I pull from Mark Nepo’s The Book of Awakening quite often, whether in therapy sessions or a yoga classes. A recent entry created that subtle little tingling behind my nose and eyes that lets me know I’m being touched by something meaningful and resonant; that feeling that precedes tears and allows me to sink into the moment just a bit more.
He writes “The line between living and watching is very thin. A moment’s rest or pause for reflection can spread into a thickness of hesitation, and the next thing we know, reaching out or saying something or picking up the phone or stopping in unannounced is difficult, as if there is suddenly some huge wall to climb just to be heard.”

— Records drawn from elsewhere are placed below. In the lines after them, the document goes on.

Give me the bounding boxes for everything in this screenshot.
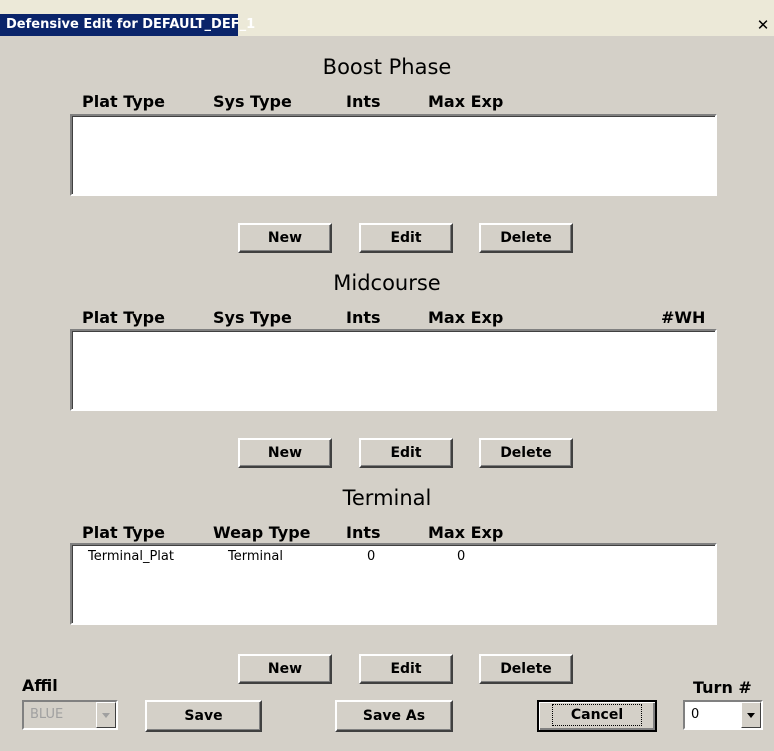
boost-header-max-exp: Max Exp bbox=[428, 92, 504, 111]
midcourse-header-max-exp: Max Exp bbox=[428, 308, 504, 327]
midcourse-header-sys-type: Sys Type bbox=[213, 308, 292, 327]
midcourse-list[interactable] bbox=[70, 329, 717, 411]
cancel-button[interactable]: Cancel bbox=[537, 700, 657, 732]
midcourse-delete-button[interactable]: Delete bbox=[479, 438, 573, 468]
midcourse-header-wh: #WH bbox=[661, 308, 706, 327]
midcourse-new-button[interactable]: New bbox=[238, 438, 332, 468]
chevron-down-icon bbox=[96, 702, 116, 728]
midcourse-edit-button[interactable]: Edit bbox=[359, 438, 453, 468]
terminal-list[interactable]: Terminal_Plat Terminal 0 0 bbox=[70, 543, 717, 625]
terminal-row-plat-type: Terminal_Plat bbox=[88, 549, 174, 564]
midcourse-header-ints: Ints bbox=[346, 308, 381, 327]
terminal-edit-button[interactable]: Edit bbox=[359, 654, 453, 684]
boost-header-plat-type: Plat Type bbox=[82, 92, 165, 111]
turn-value: 0 bbox=[691, 707, 700, 722]
save-button[interactable]: Save bbox=[145, 700, 262, 732]
cancel-button-label: Cancel bbox=[551, 704, 643, 726]
terminal-title: Terminal bbox=[342, 486, 432, 510]
terminal-header-max-exp: Max Exp bbox=[428, 523, 504, 542]
terminal-header-weap-type: Weap Type bbox=[213, 523, 311, 542]
terminal-row-weap-type: Terminal bbox=[228, 549, 283, 564]
midcourse-header-plat-type: Plat Type bbox=[82, 308, 165, 327]
terminal-row-max-exp: 0 bbox=[457, 549, 466, 564]
affil-value: BLUE bbox=[30, 707, 64, 722]
boost-phase-title: Boost Phase bbox=[322, 55, 452, 79]
boost-header-ints: Ints bbox=[346, 92, 381, 111]
terminal-delete-button[interactable]: Delete bbox=[479, 654, 573, 684]
close-icon[interactable]: ✕ bbox=[754, 16, 772, 34]
boost-new-button[interactable]: New bbox=[238, 223, 332, 253]
midcourse-title: Midcourse bbox=[333, 271, 441, 295]
terminal-header-plat-type: Plat Type bbox=[82, 523, 165, 542]
boost-delete-button[interactable]: Delete bbox=[479, 223, 573, 253]
affil-select: BLUE bbox=[22, 700, 118, 730]
terminal-header-ints: Ints bbox=[346, 523, 381, 542]
turn-label: Turn # bbox=[693, 678, 752, 697]
terminal-new-button[interactable]: New bbox=[238, 654, 332, 684]
window-title: Defensive Edit for DEFAULT_DEF_1 bbox=[0, 14, 255, 36]
boost-edit-button[interactable]: Edit bbox=[359, 223, 453, 253]
boost-phase-list[interactable] bbox=[70, 114, 717, 196]
save-as-button[interactable]: Save As bbox=[335, 700, 453, 732]
turn-select[interactable]: 0 bbox=[683, 700, 763, 730]
affil-label: Affil bbox=[22, 676, 58, 695]
terminal-row-ints: 0 bbox=[367, 549, 376, 564]
chevron-down-icon[interactable] bbox=[741, 702, 761, 728]
boost-header-sys-type: Sys Type bbox=[213, 92, 292, 111]
title-bar: Defensive Edit for DEFAULT_DEF_1 ✕ bbox=[0, 0, 774, 36]
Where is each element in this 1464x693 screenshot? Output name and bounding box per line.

There’s a simple magic in the way my two-year old son Elias simply states “I want up,” or “rock rock please.” We all began with an easy ownership of what we really want. There is no clutter between the very impulse of desire itself, and our expression of it. Early on, though, this honesty fades behind fears of vulnerability and rejection, as we all add barriers of varying sorts between ourselves and others. We rush through moments of interaction, afraid to slow down, missing the cues that perhaps that someone would also like to be touched in some way… I feel safe saying that we all know this to be true. And we can all understand the downsides.
Nepo goes on to write “To feel isolated is part of the human journey. But when we obey the feelings of hesitation and separation more powerfully than those of love, we start to experience numbness and depression. This is when we start to live like statues, believing that all we can do is watch.”
So what to do? Yoga gives us opportunity to work symbolically with the body, emotions, thoughts, and heart. And spring is a wonderful time to practice reaching out, expanding, stretching towards. An exercise that helps us do this—and one where we are safe from rejection—is to sit or stand in the sunshine, and ever so slightly allow the body to open to it, to reach just a bit. Feel the buoyancy of your upper body, rising gently up. Feel the planted anchors of the feet, holding you safely as you voyage just a bit. Absorb. Close your eyes. Smile. Receive. The sun will not run and hide.
And maybe you’ll then feel more of a willingness to slow down this way the next time a human connection feels close at hand. Just maybe, this practice will ripple through into your social context, and you will allow for more moments of love over fear, aliveness over the statuesque. True strength is about being vulnerable, and knowing we will heal if hurt. Grow open and thrive.